Todavia, os corretores amolavam a outra parte de seu ânimo, insistiam para vender sua casa, e com enormes quantias em espécie. Ricardo sempre negava, e cada vez mais sem palavras.

Em uma noite, pela rua vazia, uma sombra mirou a residência do pintor. A sombra tomou distância e atirou pela janela uma garrafa embebida com álcool. Rapidamente, com a mobília de alta combustão, parte da sala já estava em chamas. Nanquim, dentro de sua velha caixa de estopa se levantou, como fazia todas as manhãs tentou acordar o dono com pisadas no peito.

- Hum!? Nanquim... Depois te dou comida. Ainda está de noite... Vou dormir um pouco mais.

Virou-se, mas o gato insistiu e Ricardo levantou com o fogo já abrasando a porta do ateliê. As únicas coisas que conseguiu pegar antes de sair foi o relógio-presente da esposa e Nanquim.

Na rua todos da vizinhança assistiam a casa arder em chamas, os bombeiros já com os carros estacionados próximos à residência usavam os esforços de todos os companheiros para arrefecer o fogo.

Todos os quadros de Mestre Ricardo foram consumidos no fogo. Nem por isto ele se deixou abater. Tinha no colo aquele que salvou sua vida, e isto valia mais do que qualquer pintura.

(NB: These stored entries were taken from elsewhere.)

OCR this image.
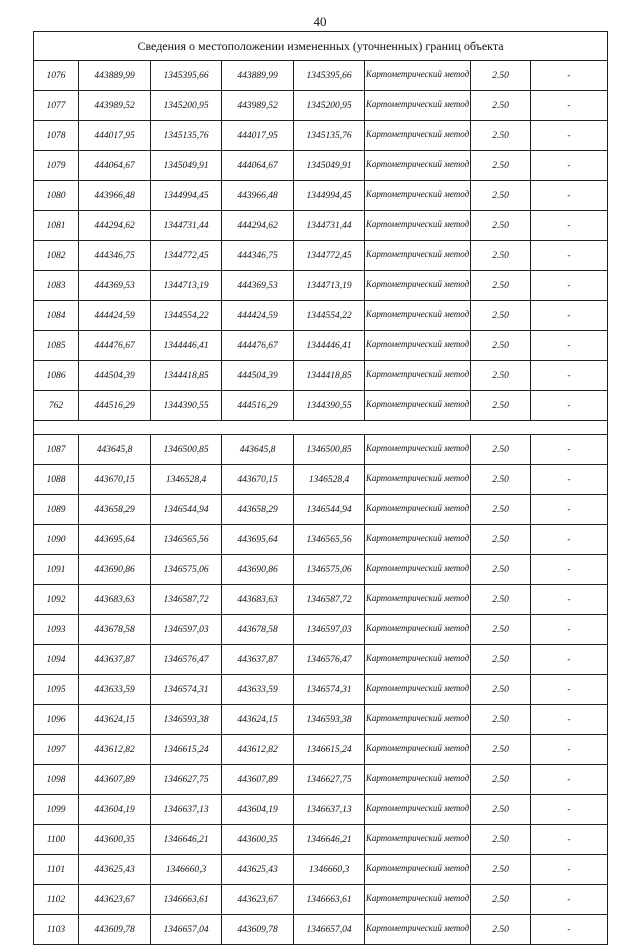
40
Сведения о местоположении измененных (уточненных) границ объекта							
1076	443889,99	1345395,66	443889,99	1345395,66	Картометрический метод	2.50	-
1077	443989,52	1345200,95	443989,52	1345200,95	Картометрический метод	2.50	-
1078	444017,95	1345135,76	444017,95	1345135,76	Картометрический метод	2.50	-
1079	444064,67	1345049,91	444064,67	1345049,91	Картометрический метод	2.50	-
1080	443966,48	1344994,45	443966,48	1344994,45	Картометрический метод	2.50	-
1081	444294,62	1344731,44	444294,62	1344731,44	Картометрический метод	2.50	-
1082	444346,75	1344772,45	444346,75	1344772,45	Картометрический метод	2.50	-
1083	444369,53	1344713,19	444369,53	1344713,19	Картометрический метод	2.50	-
1084	444424,59	1344554,22	444424,59	1344554,22	Картометрический метод	2.50	-
1085	444476,67	1344446,41	444476,67	1344446,41	Картометрический метод	2.50	-
1086	444504,39	1344418,85	444504,39	1344418,85	Картометрический метод	2.50	-
762	444516,29	1344390,55	444516,29	1344390,55	Картометрический метод	2.50	-

1087	443645,8	1346500,85	443645,8	1346500,85	Картометрический метод	2.50	-
1088	443670,15	1346528,4	443670,15	1346528,4	Картометрический метод	2.50	-
1089	443658,29	1346544,94	443658,29	1346544,94	Картометрический метод	2.50	-
1090	443695,64	1346565,56	443695,64	1346565,56	Картометрический метод	2.50	-
1091	443690,86	1346575,06	443690,86	1346575,06	Картометрический метод	2.50	-
1092	443683,63	1346587,72	443683,63	1346587,72	Картометрический метод	2.50	-
1093	443678,58	1346597,03	443678,58	1346597,03	Картометрический метод	2.50	-
1094	443637,87	1346576,47	443637,87	1346576,47	Картометрический метод	2.50	-
1095	443633,59	1346574,31	443633,59	1346574,31	Картометрический метод	2.50	-
1096	443624,15	1346593,38	443624,15	1346593,38	Картометрический метод	2.50	-
1097	443612,82	1346615,24	443612,82	1346615,24	Картометрический метод	2.50	-
1098	443607,89	1346627,75	443607,89	1346627,75	Картометрический метод	2.50	-
1099	443604,19	1346637,13	443604,19	1346637,13	Картометрический метод	2.50	-
1100	443600,35	1346646,21	443600,35	1346646,21	Картометрический метод	2.50	-
1101	443625,43	1346660,3	443625,43	1346660,3	Картометрический метод	2.50	-
1102	443623,67	1346663,61	443623,67	1346663,61	Картометрический метод	2.50	-
1103	443609,78	1346657,04	443609,78	1346657,04	Картометрический метод	2.50	-
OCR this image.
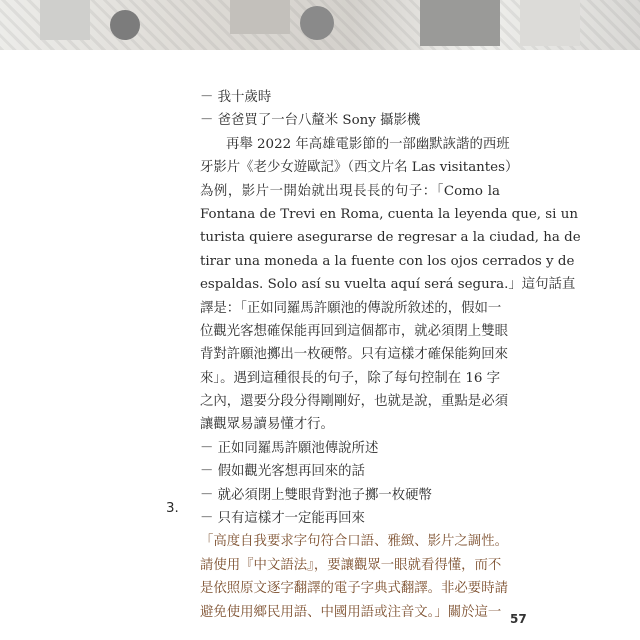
－ 我十歲時
－ 爸爸買了一台八釐米 Sony 攝影機
再舉 2022 年高雄電影節的一部幽默詼諧的西班
牙影片《老少女遊歐記》（西文片名 Las visitantes）
為例，影片一開始就出現長長的句子：「Como la
Fontana de Trevi en Roma, cuenta la leyenda que, si un
turista quiere asegurarse de regresar a la ciudad, ha de
tirar una moneda a la fuente con los ojos cerrados y de
espaldas. Solo así su vuelta aquí será segura.」這句話直
譯是：「正如同羅馬許願池的傳說所敘述的，假如一
位觀光客想確保能再回到這個都市，就必須閉上雙眼
背對許願池擲出一枚硬幣。只有這樣才確保能夠回來
來」。遇到這種很長的句子，除了每句控制在 16 字
之內，還要分段分得剛剛好，也就是說，重點是必須
讓觀眾易讀易懂才行。
－ 正如同羅馬許願池傳說所述
－ 假如觀光客想再回來的話
－ 就必須閉上雙眼背對池子擲一枚硬幣
－ 只有這樣才一定能再回來
「高度自我要求字句符合口語、雅緻、影片之調性。
請使用『中文語法』，要讓觀眾一眼就看得懂，而不
是依照原文逐字翻譯的電子字典式翻譯。非必要時請
避免使用鄉民用語、中國用語或注音文。」關於這一
3.
57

A mídia local e toda cidade se solidarizaram com o Mestre, juntos ajudaram reerguer sua velha casa, nos mesmos moldes de antes.

- Veja Nanquim! Estamos de volta... Parece que nem saímos daqui. Tá tudo igual!

Ricardo sorriu e voltou a levar a mesma vida de antes do acidente.

Os anos passaram e a saúde de Ricardo pirou. Os médicos diziam que era pela toxicidade do prolongado uso de suas tintas. Nanquim envelheceu junto ao dono, também para ele as doenças começaram a vir.

Na noite de sábado para domingo, muito debilitado e passando mal, Mestre Ricardo adormeceu. Ao lado, na caixinha de estopa, Nanquim fazia a vigília do dono, mas para a morte não há solução. Em uma bela manhã de domingo, TVs e jornais noticiavam a morte da personalidade mais ilustre daquela cidade. O Mestre foi velado em uma igreja repleta de suas mais belas obras. Os sinos de todas as outras adornadas com suas pinturas dobraram.

Na velha residência, a administração municipal e corretores retiraram os pertences do pintor. Na caixinha de estopa, sempre no mesmo cantinho, Nanquim estava em silêncio. Os miados nunca mais foram ouvidos.

Hoje, a casa de Mestre Ricardo é um belo conjunto de escritórios. O mais triste era que ali não existiam mais o tic-tac, o pingar de uma torneira que vivia com defeito e muito menos miados de carinho. Apenas o silêncio da burocracia do progresso da vida humana, este só interrompido por um sonoro apito de “amanhã tem mais”.